The Cardinal silenced doubters with another exceptional showing, finishing seventh at the meet, their highest placing since 2018. While Stanford slipped one place from its rankings heading into the championship, it was only eight points lower than its seed and less than 40 away from a top-five finish. As expected, Minakov was the team’s standout performer, delivering the team’s first NCAA title (in the 100 butterfly) since DeVine won his second 400 IM title in 2019. He had another trip to the podium with a school-record 41.09 in the 100 freestyle to grab third. The Russian was also integral to the Cardinal relays, which had top-eight finishes in all but the 200 free relay. 

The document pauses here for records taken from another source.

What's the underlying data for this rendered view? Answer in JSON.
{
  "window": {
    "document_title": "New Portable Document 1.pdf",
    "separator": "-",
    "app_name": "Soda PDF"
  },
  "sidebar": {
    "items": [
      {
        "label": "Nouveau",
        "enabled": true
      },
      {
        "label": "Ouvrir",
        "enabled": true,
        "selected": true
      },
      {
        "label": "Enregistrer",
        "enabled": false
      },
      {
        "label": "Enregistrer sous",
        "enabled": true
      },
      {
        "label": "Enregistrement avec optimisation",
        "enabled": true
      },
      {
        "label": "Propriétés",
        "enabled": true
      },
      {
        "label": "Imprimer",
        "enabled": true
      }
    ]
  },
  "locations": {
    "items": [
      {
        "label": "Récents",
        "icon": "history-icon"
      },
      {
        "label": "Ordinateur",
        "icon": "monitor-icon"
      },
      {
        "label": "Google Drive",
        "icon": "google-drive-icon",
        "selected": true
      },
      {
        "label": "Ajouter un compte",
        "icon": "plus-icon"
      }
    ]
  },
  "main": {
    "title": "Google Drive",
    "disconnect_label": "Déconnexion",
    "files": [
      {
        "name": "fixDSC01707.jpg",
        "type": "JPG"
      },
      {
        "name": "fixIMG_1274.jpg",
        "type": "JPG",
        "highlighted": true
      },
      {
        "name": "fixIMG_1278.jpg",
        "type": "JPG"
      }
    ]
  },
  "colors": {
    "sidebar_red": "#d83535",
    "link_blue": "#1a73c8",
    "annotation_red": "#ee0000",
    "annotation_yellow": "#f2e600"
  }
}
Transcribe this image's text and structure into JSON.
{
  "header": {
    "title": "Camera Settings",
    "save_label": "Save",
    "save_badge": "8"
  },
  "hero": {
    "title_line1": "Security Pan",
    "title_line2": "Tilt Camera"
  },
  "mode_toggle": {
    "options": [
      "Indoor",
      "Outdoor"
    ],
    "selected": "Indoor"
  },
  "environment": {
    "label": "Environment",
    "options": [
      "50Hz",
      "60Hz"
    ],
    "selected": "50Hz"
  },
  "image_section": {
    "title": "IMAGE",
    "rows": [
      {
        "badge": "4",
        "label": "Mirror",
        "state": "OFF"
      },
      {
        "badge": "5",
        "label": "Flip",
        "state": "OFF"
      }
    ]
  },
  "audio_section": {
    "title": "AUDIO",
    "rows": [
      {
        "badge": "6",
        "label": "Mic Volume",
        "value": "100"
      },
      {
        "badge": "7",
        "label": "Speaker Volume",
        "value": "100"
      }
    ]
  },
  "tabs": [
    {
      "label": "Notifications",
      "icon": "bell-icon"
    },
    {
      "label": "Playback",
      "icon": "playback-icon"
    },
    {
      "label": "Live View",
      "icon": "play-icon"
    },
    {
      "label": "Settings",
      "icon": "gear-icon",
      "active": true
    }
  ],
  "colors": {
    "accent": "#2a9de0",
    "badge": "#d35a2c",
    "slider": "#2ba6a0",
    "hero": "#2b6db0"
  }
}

Other top performers at the meet included junior Leon MacAlister, who swam a 1:39.67 (school record 1:38.95 in prelims) to finish fifth in the 200 back, and freshman Polonsky with two B-final appearances, including a sub-1:40 performance to grab the consolation final in the 200 IM.

Looking ahead to next season, if Daniel Roy decides to use his extra year of eligibility, Stanford only loses Grant Shoults and the 14 points he scored at NCAAs this year. That means the Cardinal will keep its relay legs intact. 

On the recruiting front, Schemmel has continued to lure elite-level talent to Palo Alto. While Shoults’ departure is a massive loss for the Stanford distance crew, the Cardinal add the top distance swimmer in the 2022 recruiting class in Liam Custer. Custer is a 14:37 miler at his best, faster than what Shoults went to finish ninth at NCAAs. 

Beyond Custer, Stanford also brings in age-group star Josh Zuchowski next season. Zuchowski is the second-fastest backstroker in the 2022 class, with his 200 back less than three-tenths away from what it took to qualify for this year’s NCAA Championships. 

The impressive recruiting does not stop there. The Cardinal also have the top high school 200 breaststroker heading to Palo Alto in Zhier Fan. The Plano, Texas native has dropped over four seconds in the event over the past 12 months and is just outside NCAA scoring range heading into his rookie season. 

If Minakov, MacAlister, and Polonsky can build on their impressive seasons, guys like Maurer, Preston Forst, and Jonathan Affeld continue improving, and the newcomers can hit the ground running, Stanford has an extremely high ceiling. 

While it has been a few years since the team has been in NCAA powerhouse conversations, with the progress made during the Schemmel era, it should not be long until the Cardinal are a perennial top-five team and potential NCAA contenders. 

Thanks to patience and incredible recruiting, the future looks bright in Palo Alto.